Da quel giorno e per tanto tempo mi hanno chiamato ‘Mocassino’, non mi hanno più lasciato in pace, non mi hanno dato respiro, hanno cancellato la mia spontaneità” si accende un altro microfono e poi un altro ancora… “mi prendevano in giro perché mi ero innamorato, perché quando vedevo quella ragazzina mi emozionavo, mi prendevano in giro da tempo e mi picchiavano, mi picchiavano sempre perché subivo in silenzio, mi mettevano la colla in testa”… “sa, prof. mi hanno torturato per anni con l’appellativo di balena, continue parolacce che non posso ripetere, me ne vergogno, solo perché ero grassa, perché i miei genitori si erano separati e dicevano che non ero come loro, mi lasciavano sempre sola, sempre emarginata. Io li guardavo da lontano e solo essere brava a scuola mi rendeva veramente diversa, ma ero triste, delusa e avevo spesso voglia di piangere”. Da uno dei quadratini dello schermo si leva una voce decisa “mi deridevano perché io da timido non parlavo molto, mi offendevano perché non amavo stare in gruppo, io ero timido ma socievole, ero timido ma rispettoso, ero silenzioso ma pieno di parole, di cose da dire, io ero infelice, infelice di andare a scuola” …”io, invece, ero arrabbiato perché non mi ascoltava nessuno, perché non mi credevano. Un giorno ho trovato la forza di raccontare alla mamma di un bulletto, incontrata davanti la scuola, che suo figlio mi aveva picchiato, lei mi ha risposto che la scuola stava per finire, mancavano solo poche settimane, di avere pazienza” … “sono straniera e quando sono arrivata in Italia ero fragile, a scuola lo ero ancora di più perché nulla attorno a me era familiare, sono stata presa costantemente in giro, ero appellata con dispregiativi” … “non sapendo cosa farmi un giorno hanno iniziato a tagliarmi lo zaino e tutto quello che era mio” … “in classe c’era una delle maestre che si portava la lima e si sistemava le unghia delle mani e ad un certo punto ha anche portato il fornetto per fissare lo smalto. Mi prendevano in giro, lei non sentiva. Neanche le altre sentivano. Non si sono mai accorti di nulla. Allora pensavo che funzionasse così, ma crescendo e vedendo un’altra faccia della scuola ho capito che non era normale, non era giusto. Ho pensato per anni di essere sbagliata e spesso lo penso ancora”
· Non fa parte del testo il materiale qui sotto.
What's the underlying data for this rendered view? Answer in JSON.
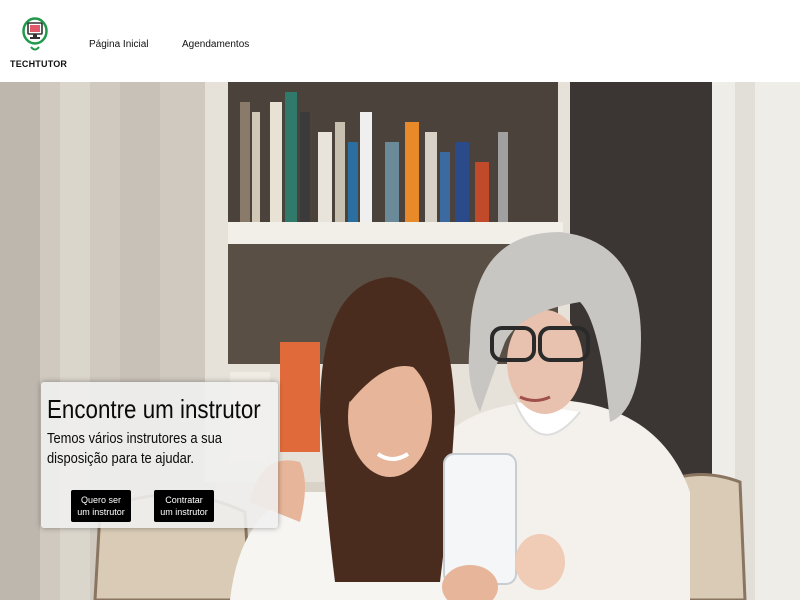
{
  "header": {
    "logo_text": "TECHTUTOR",
    "nav": {
      "home": "Página Inicial",
      "schedules": "Agendamentos"
    }
  },
  "hero": {
    "title": "Encontre um instrutor",
    "text": "Temos vários instrutores a sua disposição para te ajudar.",
    "buttons": {
      "become_instructor": "Quero ser um instrutor",
      "hire_instructor": "Contratar um instrutor"
    }
  },
  "colors": {
    "logo_green": "#1f9a4a",
    "button_bg": "#000000",
    "card_bg": "#f0f0f0"
  }
}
Ci sono momenti nella vita di un insegnante indescrivibili, ci sono momenti in cui vorresti contenere dolore, rabbia, tristezze, gioie, ci sono momenti in cui essere presenza è l’unica vera possibilità.
Ho lasciato che ognuno di loro raccontasse se stesso…erano tanti…erano cuori, lacrime inespresse.
Poi ho detto che il verbo ‘raccontare’ ha una sua origine etimologica non banale e non semplicissima. Durante i pochi mesi insieme eravamo riusciti ad entrare dentro i significati delle parole e cercarne principio. Il racconto è la voce viva di una persona e ha una sua genesi latina in “contare”, quindi l’idea di un comunicare, di un riportare ‘calcolato’, di una misurazione che mette in ordine. Un susseguirsi ‘misurato’ di varie frasi, una dietro l’altra, idee che anche se possono sembrare strampalate, poco ordinate riescono a manifestarsi sagge, anche quando il tumulto delle emozioni prevale e sembra generare confusione. Il racconto è RELAZIONE.
“Oggi professoressa noi soli con noi stessi, senza avere accanto nessuno siamo riusciti a metterci in relazione gli uni con gli altri. Da oggi saremo più uniti.” In meet aleggiava ancora silenzio.
Ci sono parole “viste” che non riescono ad essere pronunciate e parole “ascoltate” che diventano fiumi, racconti indelebili che legano, congiungono e completano la non scelta della didattica a distanza.